Skakel argued that his trial attorney, Michael Sherman, was negligent in defending him when he was convicted in the golf club bludgeoning of Martha Moxley when they were 15 in wealthy Greenwich.
Prosecutors contended Sherman’s efforts far exceeded standards and that the verdict was based on compelling evidence against Skakel.
Case Hangs on the Evidence
John Moxley, the victim’s brother, said the ruling took him and his family by surprise and they hope the state wins an appeal.
“Having been in the courtroom during the trial, there were a lot of things that Mickey Sherman did very cleverly,” Moxley said. “But the evidence was against him. And when the evidence is against you, there’s almost nothing you can do.”

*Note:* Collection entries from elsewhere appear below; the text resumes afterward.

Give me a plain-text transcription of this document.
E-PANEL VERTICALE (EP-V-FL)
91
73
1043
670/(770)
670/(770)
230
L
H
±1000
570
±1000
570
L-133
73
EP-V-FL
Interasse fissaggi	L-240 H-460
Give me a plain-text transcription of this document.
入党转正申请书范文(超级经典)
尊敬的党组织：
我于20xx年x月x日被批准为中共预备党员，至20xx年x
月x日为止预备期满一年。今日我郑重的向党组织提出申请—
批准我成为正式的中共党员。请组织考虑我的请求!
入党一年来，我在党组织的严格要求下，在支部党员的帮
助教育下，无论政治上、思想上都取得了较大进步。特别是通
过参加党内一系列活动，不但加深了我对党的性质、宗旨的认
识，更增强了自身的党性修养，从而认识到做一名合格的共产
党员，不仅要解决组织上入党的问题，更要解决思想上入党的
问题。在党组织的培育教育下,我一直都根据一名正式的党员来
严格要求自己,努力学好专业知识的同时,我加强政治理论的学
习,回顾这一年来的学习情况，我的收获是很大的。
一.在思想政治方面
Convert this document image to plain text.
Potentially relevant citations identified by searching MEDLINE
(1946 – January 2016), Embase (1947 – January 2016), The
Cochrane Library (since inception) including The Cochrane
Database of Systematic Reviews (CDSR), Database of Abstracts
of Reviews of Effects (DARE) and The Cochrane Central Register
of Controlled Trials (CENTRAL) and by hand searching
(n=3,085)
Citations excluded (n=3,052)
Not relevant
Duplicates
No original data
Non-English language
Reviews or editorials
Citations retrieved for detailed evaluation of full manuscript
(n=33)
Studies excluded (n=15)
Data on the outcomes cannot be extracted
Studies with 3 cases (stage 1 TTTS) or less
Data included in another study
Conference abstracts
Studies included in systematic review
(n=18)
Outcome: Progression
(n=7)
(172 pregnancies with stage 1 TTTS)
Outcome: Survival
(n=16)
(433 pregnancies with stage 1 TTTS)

Robert F. Kennedy Jr., a cousin of Skakel’s who has long insisted Skakel did not commit the crime, said on NBC’s Today show on Thursday that the ruling was correct.
“His one crime was that he had a very, very poor representation,” he said. “If he gets another trial, he’s got good lawyers now and there’s no way in the world that he will be convicted.”
In his ruling, the judge wrote that defense in such a case requires attention to detail, an energetic investigation and a coherent plan of defense.
“Trial counsel’s failures in each of these areas of representation were significant and, ultimately, fatal to a constitutionally adequate defense,” Bishop wrote. “As a consequence of trial counsel’s failures as stated, the state procured a judgment of conviction that lacks reliability.”
During a state trial in April on the appeal, Skakel took the stand and blasted Sherman’s handling of the case, portraying him as an overly confident lawyer having fun and basking in the limelight while making fundamental mistakes from poor jury picks to failing to track down key witnesses.
Sherman has said he did all he could to prevent Skakel’s conviction and denied he was distracted by media attention in the high-profile case.
Skakel, who maintains his innocence, was denied parole last year and was told he would not be eligible again to be considered for release for five years.